All thought of sleep was gone. He put the slippers on his table; went past it, up and down; often paused before it; and a wicked sprite that watched him has asserted that our friend employed himself for several hours about these dainty little shoes; that he viewed them with a certain interest; that he handled them and played with them; and it was not till towards morning that he threw himself on the bed, without undressing, where he fell asleep amidst a world of curious fantasies.

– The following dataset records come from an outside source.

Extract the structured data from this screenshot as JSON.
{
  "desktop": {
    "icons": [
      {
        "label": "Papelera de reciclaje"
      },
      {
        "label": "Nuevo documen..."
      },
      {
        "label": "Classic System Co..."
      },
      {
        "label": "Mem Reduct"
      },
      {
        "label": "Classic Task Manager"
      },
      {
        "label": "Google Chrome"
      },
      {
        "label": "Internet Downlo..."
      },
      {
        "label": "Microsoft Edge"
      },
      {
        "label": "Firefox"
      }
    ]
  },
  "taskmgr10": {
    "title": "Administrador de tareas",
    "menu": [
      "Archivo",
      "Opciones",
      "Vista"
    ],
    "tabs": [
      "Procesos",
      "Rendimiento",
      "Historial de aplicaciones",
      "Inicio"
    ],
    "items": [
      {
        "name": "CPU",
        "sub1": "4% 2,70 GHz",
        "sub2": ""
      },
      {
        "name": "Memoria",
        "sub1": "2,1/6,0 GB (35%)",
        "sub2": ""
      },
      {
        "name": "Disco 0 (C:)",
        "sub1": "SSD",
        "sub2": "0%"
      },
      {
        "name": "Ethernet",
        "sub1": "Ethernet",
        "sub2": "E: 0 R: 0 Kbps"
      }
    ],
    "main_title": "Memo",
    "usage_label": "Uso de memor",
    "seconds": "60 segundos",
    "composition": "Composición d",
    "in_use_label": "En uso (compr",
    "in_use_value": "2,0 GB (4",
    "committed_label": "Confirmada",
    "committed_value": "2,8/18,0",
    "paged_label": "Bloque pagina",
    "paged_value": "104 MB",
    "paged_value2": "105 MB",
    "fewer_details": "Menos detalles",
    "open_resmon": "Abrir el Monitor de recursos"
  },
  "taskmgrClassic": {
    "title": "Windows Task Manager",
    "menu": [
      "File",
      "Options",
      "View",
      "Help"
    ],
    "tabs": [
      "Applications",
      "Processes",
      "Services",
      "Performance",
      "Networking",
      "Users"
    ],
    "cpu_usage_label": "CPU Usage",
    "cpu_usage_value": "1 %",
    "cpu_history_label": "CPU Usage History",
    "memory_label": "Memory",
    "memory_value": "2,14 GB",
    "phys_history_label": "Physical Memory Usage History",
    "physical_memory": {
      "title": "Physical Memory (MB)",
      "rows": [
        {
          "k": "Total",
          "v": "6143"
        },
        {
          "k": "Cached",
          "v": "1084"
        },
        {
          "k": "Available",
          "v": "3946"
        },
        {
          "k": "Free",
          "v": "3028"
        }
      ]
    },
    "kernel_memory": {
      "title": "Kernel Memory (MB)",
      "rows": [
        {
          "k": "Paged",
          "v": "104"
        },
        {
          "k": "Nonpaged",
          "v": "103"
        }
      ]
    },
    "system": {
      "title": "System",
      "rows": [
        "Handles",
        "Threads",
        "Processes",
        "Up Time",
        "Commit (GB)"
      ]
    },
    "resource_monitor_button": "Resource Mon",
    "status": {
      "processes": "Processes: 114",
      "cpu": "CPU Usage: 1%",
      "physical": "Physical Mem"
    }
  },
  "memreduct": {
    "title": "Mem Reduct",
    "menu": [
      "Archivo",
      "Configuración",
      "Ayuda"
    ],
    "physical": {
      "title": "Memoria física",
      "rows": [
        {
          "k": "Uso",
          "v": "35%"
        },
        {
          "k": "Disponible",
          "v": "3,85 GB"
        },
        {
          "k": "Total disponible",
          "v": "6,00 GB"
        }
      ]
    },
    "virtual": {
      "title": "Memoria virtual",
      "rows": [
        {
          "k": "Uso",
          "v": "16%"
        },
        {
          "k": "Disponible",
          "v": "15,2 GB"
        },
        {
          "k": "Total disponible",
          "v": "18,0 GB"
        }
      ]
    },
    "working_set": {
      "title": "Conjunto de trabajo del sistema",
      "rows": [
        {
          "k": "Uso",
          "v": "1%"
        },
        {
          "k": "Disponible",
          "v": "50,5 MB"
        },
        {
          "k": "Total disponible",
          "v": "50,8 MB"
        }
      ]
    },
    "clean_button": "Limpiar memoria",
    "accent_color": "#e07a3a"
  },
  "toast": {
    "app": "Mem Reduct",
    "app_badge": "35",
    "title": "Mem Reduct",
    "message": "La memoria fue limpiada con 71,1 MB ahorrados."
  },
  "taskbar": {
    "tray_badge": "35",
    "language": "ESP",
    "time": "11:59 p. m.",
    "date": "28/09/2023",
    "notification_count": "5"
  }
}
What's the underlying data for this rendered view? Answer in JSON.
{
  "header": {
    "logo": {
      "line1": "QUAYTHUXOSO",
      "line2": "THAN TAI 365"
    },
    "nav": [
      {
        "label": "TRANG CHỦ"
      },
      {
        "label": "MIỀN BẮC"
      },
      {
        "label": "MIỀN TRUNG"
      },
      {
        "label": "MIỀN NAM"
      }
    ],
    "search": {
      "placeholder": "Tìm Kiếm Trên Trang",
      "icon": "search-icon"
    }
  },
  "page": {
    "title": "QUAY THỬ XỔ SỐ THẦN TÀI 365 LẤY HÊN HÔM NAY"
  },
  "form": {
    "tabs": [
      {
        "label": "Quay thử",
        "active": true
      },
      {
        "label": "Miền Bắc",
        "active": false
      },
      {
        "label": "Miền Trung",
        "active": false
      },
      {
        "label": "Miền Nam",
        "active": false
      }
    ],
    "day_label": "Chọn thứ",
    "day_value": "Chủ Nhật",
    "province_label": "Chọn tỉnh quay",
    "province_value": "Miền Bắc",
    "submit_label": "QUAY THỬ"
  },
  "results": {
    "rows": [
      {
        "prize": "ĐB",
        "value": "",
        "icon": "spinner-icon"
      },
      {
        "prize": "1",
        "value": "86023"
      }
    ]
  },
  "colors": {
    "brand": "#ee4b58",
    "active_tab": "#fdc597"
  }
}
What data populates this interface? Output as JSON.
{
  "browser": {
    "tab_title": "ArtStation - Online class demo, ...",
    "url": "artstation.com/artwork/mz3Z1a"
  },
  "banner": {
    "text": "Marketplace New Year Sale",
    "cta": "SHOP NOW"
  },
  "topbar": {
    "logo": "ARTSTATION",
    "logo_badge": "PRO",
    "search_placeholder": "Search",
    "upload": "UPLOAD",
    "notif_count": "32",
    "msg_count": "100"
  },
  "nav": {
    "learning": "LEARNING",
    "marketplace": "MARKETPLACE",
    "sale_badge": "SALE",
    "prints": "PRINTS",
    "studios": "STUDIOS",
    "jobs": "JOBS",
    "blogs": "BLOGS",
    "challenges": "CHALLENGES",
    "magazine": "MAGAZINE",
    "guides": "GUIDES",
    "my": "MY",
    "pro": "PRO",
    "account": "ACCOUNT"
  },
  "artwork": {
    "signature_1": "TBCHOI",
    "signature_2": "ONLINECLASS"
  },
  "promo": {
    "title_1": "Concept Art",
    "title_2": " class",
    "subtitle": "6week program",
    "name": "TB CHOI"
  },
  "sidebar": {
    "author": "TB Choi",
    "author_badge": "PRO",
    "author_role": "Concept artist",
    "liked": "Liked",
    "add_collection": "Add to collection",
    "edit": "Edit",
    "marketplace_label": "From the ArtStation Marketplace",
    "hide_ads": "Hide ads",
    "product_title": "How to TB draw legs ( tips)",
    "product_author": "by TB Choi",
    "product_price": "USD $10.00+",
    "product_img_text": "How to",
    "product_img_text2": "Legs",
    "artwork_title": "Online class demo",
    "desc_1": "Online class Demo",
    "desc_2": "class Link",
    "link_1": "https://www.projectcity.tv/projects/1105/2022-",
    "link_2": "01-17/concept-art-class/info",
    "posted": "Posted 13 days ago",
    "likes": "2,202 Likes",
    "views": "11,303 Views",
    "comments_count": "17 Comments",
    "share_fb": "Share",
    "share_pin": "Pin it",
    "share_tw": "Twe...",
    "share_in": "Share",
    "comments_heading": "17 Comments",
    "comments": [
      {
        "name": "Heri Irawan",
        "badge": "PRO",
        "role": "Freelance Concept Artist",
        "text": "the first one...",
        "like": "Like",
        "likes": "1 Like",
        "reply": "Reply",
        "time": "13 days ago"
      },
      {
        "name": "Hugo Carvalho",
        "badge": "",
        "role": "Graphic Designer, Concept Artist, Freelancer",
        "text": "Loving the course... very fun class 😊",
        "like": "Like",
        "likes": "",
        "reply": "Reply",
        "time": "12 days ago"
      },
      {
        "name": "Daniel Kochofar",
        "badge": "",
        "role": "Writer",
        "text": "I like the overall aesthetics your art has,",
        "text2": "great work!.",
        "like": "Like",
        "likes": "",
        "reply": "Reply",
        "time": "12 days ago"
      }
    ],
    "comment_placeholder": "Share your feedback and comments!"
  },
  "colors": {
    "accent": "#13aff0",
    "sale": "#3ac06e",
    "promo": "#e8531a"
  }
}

He was still slumbering, when Serlo entered hastily. "Where are you?" cried he: "still in bed? Impossible! I want you in the theatre: we have a thousand things to do."

CHAPTER XI

The forenoon and the afternoon fled rapidly away. The playhouse was already full: our friend hastened to dress. It was not with the joy which it had given him when he first essayed it, that he now put on the garb of Hamlet: he only dressed that he might be in readiness. On his joining the women in the stage-room, they unanimously cried that nothing sat upon him right; the fine feather stood awry; the buckle of his belt did not fit: they began to slit, to sew, and piece together. The music started: Philina still objected somewhat to his ruff; Aurelia had much to say against his mantle. "Leave me alone, good people," cried he: "this negligence will make me liker Hamlet." The women would not let him go, but continued trimming him. The music ceased: the acting was begun. He looked at himself in the glass, pressed his hat closer down upon his face, and retouched the painting of his cheeks.